January 17, 2021 8:00:57 pm
Often found in a corner, long-handled mops and brooms became salient household features during the lockdown. Taking the unconventional route, artist Aditya Shirke painted large canvases with the quotidian implements. The exhibition titled ‘Unleashing the Dark Horse’ features four pieces in an artistic collaboration with alternative maker’s space, the Karkhana, designed and owned by Studio Mars.
Through the experimental paintings, Shirke visualised and interpreted the year gone-by and the one that has begun. He explained that akin to a dark horse — which is less likely to be noticed in a match, but can emerge victorious — the year, too, is going to be a game-changer. He decided to end it with a celebratory and creative outburst.
“The past year has been dark for us all and flipping it to a dark horse, symbolises that maybe it is a contender that will lead us into a better future. We tried to then push the limits of the experiment forward and it is then that I thought to incorporate household implements like brooms and mops, instead of conventional paint brushes. They are not artistic instruments. They are crude for painting and they bring out the most instinctive and visceral of marks and strokes,” he said.
Shirke said he approached the experiment with a clean slate and in the initial stage just gauged how the tools at hand are going to behave, along with the technical aspects like how much pigment they can hold. “It was different from using paint brushes, like the size of the release of the paint, in terms of the scale, magnitude and the weight of the mop. Wherever you hold the mop and where the fulcrum is, it will throw its weight on the other side. Gradually, I gelled this into my advantage to create more forceful strokes as you cannot really be accurate with these instruments. You have to channel the force and energy of the implements.”

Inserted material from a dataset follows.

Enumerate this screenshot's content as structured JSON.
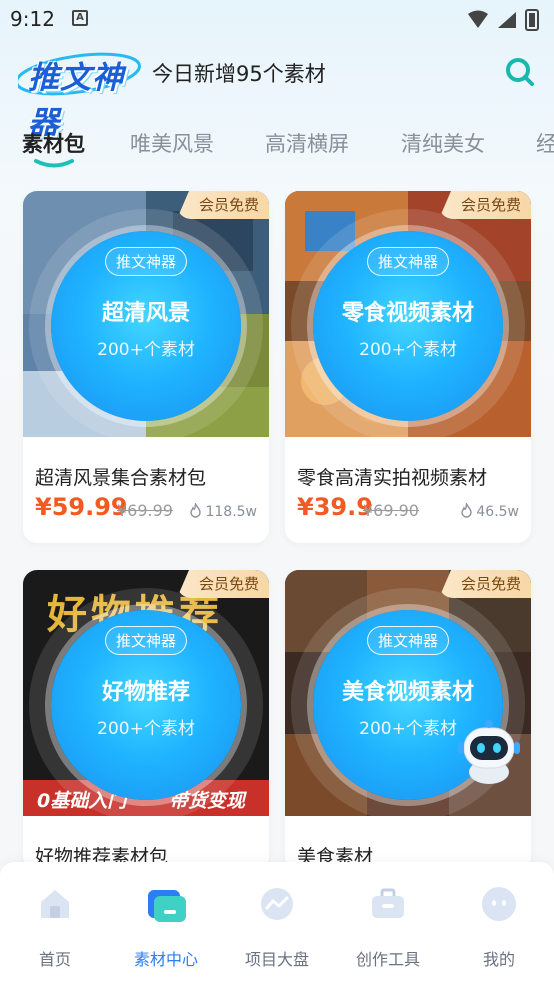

Since the strokes were rudimentary, Shirke further drew inspiration from the free strokes often seen among New York expressionist artists and in the Japanese calligraphy paintings, Shodu. Instead of using Japanese ink, however, he decided to go with black acrylic paints. “The ink could not be an ideal choice for a work of such a scale so we went with acrylics and the colour black, so that it has an affinity and kinship with the calligraphic art form from Japan,” he explained.
Inspired from the traditional Japanese cherry blossom brush paintings is the piece titled ‘Cherry Blossom’ which has calmness and tranquility embedded in each stroke. ‘Airborne’, meanwhile, has a race horse adorning blinders, capturing it mid-gallop when it gains momentum and its body lifts from the ground. The paintings, instead of being hung on walls, have been suspended at the venue to complete its “ethereal feel”.
Shirke completed the works in two days. “I found painting with brooms and mops quite liberating and interesting. I would like to pursue it and see where it takes me. This was a release of energy as most of the artists were relegated to the studios and the whole exercise was a cathartic experience. It has been exhilarating and liberating. The marks and strokes on the canvas have a tendency to encode visually, the process and energy I had when I was making it. People have been able to decode and see the visceral energy in the static marks.”
Shobhna Hadap, founder and creative director of Studio Mars, emphasised that there is a need to have such experimental spaces for artists to push themselves out of their comfort zones. She also said apart from “colouring outside the lines”, and the whole concept of the art collaboration with artists, it is interesting to know the technique which is intriguing.
“What people generally see is the masterpiece in the end, but the documentation of the entire process and the challenges endured… The idea is to show the entire process and experimentation that goes behind an artist’s work. We received a phenomenal response, so much so that we extended the show for a week until January 16,” she said.